The main message of the novel is to treat every individual with respect, regardless of their background or appearance.

== Awards ==
The Crazy Man has won awards including the Governor General's Literary Award, the Canadian Library Association Book of the Year Award, the Bilson Award for Historical Fiction, and the TD Canadian Children's Literature Award.

==Characters==
- Cal Bitterman - Emaline's Father and Clarice’s husband. Cal shoots and burns the family dog after Emaline has an accident with the farm tractor. Cal blames himself for the accident. Cal leaves everything behind without any notice and goes to work the railroad. He has no contact with his family after he leaves.
- Prince - The family dog which Emaline loves.
- Clarice - Emaline's mother and wife to Cal.
- Emaline - Protagonist and narrator of the novel. The story is based around her and her feelings around Angus and her father.
- Reverend Douglas - Preacher and mayor of Saskatchewan, passes a law in order to have Emaline's hospital fees paid for by the government.
- Miss Sadie Tollfsen - Emaline's sixth grade teacher who visits her while in the hospital and encourages her artwork. She is Emaline's teacher and friend.
- Jamie Record - Son of Harry and Vida Record, school friend and neighbor of Emaline.
- Joey Record - Son of Harry and Vida Record, school friend and neighbor of Emaline's. Joey almost dies from a blizzard before Angus saves him.
- Harry Record - Parent of Jamie and Joey, husband of Vida. Harry strongly dislikes Angus and attempts to murder Angus.
- Vida Record - Wife and mother of Harry, Jamie, and Joey.
- Mei Wang - Emaline's friend from school. She and her family are Chinese.
- Dr. Phillips - Emaline's doctor who works with Emaline to heal her broken leg from the tractor accident.
- Angus - "The Crazy Man" hired by Clarice to seed the farm when her husband walks out on them. Angus suffers from a mental illness and is not well received from the town until the end of the novel.
- Frank - Town mechanic who drives by the farm only to taunt Angus and the family.
- Mr. McGilivary - Town grocer who accuses Angus of stealing.
- D’Arcy Pettit - Chief constabulary officer (RCMP)
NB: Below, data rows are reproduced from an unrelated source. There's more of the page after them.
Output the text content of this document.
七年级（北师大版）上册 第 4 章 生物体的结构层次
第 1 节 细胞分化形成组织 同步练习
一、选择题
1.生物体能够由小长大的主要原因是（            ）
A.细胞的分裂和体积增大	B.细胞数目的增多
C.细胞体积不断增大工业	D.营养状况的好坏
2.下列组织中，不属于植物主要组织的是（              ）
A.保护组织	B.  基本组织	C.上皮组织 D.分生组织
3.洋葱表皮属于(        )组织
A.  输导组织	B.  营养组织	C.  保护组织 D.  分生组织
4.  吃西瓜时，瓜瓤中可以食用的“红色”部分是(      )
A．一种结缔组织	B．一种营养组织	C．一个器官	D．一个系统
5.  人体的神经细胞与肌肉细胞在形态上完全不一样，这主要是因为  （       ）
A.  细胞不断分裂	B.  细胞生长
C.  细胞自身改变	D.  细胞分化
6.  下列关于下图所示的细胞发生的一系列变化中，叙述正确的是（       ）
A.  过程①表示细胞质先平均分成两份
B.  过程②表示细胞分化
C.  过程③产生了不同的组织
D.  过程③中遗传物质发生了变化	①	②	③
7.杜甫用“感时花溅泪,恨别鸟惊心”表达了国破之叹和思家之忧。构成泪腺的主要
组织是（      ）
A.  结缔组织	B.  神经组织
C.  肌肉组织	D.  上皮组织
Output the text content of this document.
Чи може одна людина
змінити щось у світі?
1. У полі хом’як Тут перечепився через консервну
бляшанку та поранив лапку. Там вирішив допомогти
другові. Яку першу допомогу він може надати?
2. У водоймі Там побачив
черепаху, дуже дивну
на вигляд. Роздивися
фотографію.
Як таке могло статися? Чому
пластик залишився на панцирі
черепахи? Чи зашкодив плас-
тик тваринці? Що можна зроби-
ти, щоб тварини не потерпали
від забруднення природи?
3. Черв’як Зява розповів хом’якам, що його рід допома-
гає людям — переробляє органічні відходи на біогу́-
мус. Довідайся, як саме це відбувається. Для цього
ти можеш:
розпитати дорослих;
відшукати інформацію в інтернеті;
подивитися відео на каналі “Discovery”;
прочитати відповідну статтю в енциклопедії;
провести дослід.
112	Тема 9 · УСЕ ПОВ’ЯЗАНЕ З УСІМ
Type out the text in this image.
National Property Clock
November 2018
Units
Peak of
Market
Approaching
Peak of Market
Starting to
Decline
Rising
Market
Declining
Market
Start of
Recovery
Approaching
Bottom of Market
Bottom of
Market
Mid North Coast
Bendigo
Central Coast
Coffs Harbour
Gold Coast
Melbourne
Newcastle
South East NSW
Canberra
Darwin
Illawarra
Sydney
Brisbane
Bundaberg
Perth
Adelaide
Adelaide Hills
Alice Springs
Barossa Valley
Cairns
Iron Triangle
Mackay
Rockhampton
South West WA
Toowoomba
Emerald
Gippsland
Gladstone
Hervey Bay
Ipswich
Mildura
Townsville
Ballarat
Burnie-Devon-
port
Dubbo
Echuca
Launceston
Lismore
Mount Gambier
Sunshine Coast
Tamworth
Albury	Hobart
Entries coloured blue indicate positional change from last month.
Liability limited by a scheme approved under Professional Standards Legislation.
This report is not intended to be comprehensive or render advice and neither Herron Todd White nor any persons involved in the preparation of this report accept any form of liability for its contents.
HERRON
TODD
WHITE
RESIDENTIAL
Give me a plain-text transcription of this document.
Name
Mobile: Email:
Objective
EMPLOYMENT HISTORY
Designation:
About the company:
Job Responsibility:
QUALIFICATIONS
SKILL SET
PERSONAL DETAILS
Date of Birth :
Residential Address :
- Miss Griffin - Town librarian.
- Mr. Sidlosk - Angus’s doctor from the mental hospital. He helps Angus build a shoe for Emaline so she can walk properly.
- Louise - Secretary at El Rancho Motel, where Emaline's father Cal stays after he leaves the family.
- Mr. Liddle - Emaline's seventh grade teacher who encourages her to volunteer at an animal shelter.
- Mrs. Spiske - the owner of the animal shelter where Emaline volunteers.
- Meeka - Emaline's new dog (after Prince) which she gets from the animal shelter where she volunteers.